Living costs are rising at an unprecedented rate. According to the Office for National Statistics (ONS), the consumer prices index measure of inflation rose by 5.5% in the 12 months to January 2022. This is the highest level in three decades. Inflation affects every aspect of life, including your savings, everyday expenses and your investments. With the past few years seeing extraordinary housing prices growth, many are still looking into investing in property in 2022. But does property investment make any sense in times of high inflation?
While landlords are not immune to the effects of inflation, with the addition of maintenance costs rising too, the property can be a good investment to offset the impact of inflation in the long term.
High inflation: are rising costs a block to investments?

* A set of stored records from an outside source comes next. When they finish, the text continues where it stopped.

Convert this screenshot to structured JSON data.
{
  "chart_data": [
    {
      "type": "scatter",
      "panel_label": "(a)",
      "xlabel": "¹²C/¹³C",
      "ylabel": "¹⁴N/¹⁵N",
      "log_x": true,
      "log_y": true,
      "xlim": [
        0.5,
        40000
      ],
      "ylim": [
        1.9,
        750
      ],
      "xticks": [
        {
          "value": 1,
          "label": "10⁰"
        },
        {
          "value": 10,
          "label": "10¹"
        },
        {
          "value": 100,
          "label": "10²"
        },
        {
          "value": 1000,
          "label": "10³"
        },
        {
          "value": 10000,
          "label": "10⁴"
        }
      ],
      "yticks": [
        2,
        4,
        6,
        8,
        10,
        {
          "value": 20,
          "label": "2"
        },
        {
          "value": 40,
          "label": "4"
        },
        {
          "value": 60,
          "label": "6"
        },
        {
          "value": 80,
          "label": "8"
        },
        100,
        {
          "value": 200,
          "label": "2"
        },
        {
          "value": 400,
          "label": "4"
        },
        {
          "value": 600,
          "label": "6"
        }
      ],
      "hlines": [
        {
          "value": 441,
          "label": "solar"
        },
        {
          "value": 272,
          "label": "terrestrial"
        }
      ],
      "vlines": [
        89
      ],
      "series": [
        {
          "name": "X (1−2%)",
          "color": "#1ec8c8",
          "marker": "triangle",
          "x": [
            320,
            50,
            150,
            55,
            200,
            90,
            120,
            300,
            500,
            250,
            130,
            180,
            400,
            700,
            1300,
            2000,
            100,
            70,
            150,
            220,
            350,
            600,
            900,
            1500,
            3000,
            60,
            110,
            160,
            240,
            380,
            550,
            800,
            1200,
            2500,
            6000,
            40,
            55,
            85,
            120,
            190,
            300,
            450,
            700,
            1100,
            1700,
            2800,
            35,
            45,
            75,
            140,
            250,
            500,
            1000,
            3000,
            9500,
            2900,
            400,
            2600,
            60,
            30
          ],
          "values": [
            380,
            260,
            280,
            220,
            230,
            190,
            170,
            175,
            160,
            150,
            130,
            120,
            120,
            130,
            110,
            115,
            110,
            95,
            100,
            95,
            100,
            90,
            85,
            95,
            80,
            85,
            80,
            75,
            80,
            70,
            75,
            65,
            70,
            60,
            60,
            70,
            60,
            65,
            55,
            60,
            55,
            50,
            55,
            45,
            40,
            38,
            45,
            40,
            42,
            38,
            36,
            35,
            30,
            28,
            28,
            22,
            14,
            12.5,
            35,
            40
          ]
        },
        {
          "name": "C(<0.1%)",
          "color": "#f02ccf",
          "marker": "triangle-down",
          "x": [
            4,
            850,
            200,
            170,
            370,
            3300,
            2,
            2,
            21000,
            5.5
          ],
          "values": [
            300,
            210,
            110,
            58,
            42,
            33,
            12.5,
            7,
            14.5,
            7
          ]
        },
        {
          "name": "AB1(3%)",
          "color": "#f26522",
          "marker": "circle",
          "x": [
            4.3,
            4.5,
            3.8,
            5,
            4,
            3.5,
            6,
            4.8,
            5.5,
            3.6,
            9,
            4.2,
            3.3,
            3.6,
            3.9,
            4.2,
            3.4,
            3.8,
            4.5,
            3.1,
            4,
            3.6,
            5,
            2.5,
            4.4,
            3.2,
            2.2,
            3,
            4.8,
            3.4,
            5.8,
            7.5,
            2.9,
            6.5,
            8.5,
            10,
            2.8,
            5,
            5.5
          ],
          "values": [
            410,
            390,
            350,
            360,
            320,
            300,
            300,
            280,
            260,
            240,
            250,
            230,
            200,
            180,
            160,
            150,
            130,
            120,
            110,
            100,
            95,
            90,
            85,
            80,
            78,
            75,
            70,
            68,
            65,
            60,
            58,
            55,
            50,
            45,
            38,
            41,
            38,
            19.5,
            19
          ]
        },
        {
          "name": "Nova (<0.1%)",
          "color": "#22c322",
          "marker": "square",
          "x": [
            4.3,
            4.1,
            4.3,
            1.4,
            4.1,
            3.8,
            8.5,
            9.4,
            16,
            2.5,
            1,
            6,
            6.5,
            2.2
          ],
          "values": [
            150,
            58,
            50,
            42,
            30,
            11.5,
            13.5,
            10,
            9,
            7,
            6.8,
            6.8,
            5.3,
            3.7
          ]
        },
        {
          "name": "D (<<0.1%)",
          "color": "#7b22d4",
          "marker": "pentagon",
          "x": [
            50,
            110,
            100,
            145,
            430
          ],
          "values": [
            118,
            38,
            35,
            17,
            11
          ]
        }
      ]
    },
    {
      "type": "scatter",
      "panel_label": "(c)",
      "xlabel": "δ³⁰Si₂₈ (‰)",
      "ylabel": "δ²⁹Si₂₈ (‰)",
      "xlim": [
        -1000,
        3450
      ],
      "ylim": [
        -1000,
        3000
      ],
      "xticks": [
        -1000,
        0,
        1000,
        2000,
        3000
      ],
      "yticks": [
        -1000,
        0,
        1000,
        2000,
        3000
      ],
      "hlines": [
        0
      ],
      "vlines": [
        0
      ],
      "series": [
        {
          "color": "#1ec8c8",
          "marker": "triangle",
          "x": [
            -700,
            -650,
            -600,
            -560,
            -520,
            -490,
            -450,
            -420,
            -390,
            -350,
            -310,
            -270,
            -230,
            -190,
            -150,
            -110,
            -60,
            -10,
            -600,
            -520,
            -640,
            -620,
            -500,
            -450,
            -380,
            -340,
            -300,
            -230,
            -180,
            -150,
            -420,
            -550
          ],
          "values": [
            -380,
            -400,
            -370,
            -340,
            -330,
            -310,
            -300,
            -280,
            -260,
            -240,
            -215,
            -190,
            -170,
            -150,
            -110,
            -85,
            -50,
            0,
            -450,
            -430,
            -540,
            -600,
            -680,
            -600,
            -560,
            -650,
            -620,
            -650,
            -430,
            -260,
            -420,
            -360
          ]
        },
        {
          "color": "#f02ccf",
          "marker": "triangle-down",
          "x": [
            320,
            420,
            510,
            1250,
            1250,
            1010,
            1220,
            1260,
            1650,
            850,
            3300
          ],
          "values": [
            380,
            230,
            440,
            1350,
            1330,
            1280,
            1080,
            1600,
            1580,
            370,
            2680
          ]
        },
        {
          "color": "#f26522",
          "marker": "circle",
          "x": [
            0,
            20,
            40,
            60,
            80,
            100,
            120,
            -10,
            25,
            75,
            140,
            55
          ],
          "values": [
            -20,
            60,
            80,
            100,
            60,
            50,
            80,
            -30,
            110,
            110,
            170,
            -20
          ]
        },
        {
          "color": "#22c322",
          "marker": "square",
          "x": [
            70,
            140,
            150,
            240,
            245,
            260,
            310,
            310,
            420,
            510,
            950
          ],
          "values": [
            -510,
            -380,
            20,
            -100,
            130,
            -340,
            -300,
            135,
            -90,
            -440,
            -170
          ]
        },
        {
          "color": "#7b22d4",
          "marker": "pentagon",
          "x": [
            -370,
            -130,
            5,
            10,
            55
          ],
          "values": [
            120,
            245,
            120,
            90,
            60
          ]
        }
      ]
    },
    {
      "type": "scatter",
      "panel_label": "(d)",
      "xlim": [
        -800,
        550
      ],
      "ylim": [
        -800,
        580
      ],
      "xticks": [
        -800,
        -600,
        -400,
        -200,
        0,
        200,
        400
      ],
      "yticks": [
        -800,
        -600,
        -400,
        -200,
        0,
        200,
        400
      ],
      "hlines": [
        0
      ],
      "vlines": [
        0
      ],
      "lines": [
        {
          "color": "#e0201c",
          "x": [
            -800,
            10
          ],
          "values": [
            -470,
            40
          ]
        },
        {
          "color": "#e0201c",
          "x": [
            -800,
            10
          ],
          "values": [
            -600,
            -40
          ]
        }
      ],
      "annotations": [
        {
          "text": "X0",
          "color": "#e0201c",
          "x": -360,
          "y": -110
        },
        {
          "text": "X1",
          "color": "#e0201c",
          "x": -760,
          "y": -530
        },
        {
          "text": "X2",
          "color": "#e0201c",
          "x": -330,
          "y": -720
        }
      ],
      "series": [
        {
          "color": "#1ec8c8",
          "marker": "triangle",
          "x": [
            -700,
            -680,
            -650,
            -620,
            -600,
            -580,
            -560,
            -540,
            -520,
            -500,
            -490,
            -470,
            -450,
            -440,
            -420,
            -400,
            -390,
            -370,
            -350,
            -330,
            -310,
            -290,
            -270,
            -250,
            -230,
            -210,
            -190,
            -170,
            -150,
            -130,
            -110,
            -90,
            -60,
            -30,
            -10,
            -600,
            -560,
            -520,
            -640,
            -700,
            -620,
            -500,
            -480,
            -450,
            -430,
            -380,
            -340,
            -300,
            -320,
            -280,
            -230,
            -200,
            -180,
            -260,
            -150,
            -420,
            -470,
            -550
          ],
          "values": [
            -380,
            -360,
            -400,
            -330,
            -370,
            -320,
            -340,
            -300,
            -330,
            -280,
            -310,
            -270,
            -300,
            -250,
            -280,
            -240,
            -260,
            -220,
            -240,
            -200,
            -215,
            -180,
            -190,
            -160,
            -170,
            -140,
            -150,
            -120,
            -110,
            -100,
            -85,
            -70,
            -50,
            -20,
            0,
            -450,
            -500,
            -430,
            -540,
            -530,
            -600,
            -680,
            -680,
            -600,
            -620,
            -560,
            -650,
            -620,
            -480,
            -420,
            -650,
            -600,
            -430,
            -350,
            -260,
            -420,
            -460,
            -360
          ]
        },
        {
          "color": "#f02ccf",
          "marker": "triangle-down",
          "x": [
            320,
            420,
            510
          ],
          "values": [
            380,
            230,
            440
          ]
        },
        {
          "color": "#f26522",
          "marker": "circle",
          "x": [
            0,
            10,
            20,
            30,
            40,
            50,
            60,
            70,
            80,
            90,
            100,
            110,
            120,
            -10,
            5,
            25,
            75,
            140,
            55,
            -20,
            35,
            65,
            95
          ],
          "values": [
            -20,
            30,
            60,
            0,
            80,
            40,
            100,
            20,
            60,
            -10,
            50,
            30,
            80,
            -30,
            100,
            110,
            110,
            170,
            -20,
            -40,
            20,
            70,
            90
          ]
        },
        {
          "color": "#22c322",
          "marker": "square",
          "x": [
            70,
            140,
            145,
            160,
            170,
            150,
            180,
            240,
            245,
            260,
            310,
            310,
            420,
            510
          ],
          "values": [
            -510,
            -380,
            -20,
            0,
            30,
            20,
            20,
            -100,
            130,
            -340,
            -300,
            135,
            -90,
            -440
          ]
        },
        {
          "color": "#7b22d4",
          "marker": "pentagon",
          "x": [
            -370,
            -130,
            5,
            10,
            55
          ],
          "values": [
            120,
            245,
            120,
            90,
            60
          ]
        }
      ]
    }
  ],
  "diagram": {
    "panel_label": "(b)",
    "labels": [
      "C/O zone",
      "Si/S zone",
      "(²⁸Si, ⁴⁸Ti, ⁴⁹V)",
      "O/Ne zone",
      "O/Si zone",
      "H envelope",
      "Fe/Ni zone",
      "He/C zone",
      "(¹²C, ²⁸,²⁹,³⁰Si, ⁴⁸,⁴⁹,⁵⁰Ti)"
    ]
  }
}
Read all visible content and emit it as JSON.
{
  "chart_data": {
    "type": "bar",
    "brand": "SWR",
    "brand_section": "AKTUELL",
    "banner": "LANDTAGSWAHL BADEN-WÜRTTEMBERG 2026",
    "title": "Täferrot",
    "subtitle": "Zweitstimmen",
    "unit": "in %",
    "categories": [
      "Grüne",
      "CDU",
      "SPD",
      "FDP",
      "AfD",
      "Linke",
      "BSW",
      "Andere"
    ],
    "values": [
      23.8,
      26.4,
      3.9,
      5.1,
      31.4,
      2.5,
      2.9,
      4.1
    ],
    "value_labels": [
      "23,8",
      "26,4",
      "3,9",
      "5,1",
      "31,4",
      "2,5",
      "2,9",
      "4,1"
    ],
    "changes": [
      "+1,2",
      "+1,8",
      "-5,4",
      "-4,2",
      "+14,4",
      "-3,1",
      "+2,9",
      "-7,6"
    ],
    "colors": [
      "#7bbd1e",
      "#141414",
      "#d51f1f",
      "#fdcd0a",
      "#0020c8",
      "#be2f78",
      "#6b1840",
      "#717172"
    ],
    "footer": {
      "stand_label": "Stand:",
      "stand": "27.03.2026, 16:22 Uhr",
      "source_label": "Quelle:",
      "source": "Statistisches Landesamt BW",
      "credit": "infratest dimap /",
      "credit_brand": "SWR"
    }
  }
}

Those who didn’t make the move before the recent inflation spike might be concerned that rising inflation would have a negative impact on their ability to invest profitably in the rental market.
With energy bills increasing across the UK: the average household will see bills increase by up to £700. This will impact landlords and tenants alike as the spending power of tenants might drop with higher energy expenditure. If wages don’t keep up with the inflation, everyday life can get very expensive. However, in general, as long as people have an income, they tend to pay the “big expenses” such as debt or rent first, so there’s little fear of a housing market crackdown anytime soon.
On the other hand, mortgage costs have already increased and are likely to continue to rise. The bank base rate is likely to sit higher than 2% in 12 months’ time. For investors who have taken advantage of record-low interest rates, those increases would lead to noticeably higher mortgage repayments. Those who are planning to secure a mortgage should also be aware that their repayments might be higher due to higher interest rates, or their borrowing power might be lower.
High inflation: Property investment route
Let’s see how investing in the property even during high inflation can still be profitable to landlords. In a nutshell, by tying an income-generating rental property to long-term fixed interest rate debt, your investment will keep increasing in value, while your debt (however higher it becomes) will be paid by the tenants.
Crunching the numbers
First of all, at the current day, property prices have increased by 14% and are rising almost three times faster than the inflation levels (5.5%). While this might be influenced by the last two year’s record low-interest rates as explained in the paragraph above, stamp duty tax holidays and the general boom in the UK housing market, the house price growth predictions remain higher than the inflation rate.
Therefore, the brick and mortar investment has the potential to actually beat the inflation only in you were to benefit from the asset’s increase in value, but as a buy-to-let landlord, you will basically only invest a fraction of the house (the deposit), and rest, in theory, would be paid off by the rental income.
The bottom line: property investment and inflation
While the impact on high inflation can have a negative impact on the property investment in the short term, the longer-term prospects for the property investment can be indeed positive. Brick and mortar are known to be one of the best inflation-beating assets one can consider investing in. Savings accounts with their low-interest rates and stock markets’ volatility makes these two investment options a risky choice if one’s goal is to beat the inflation.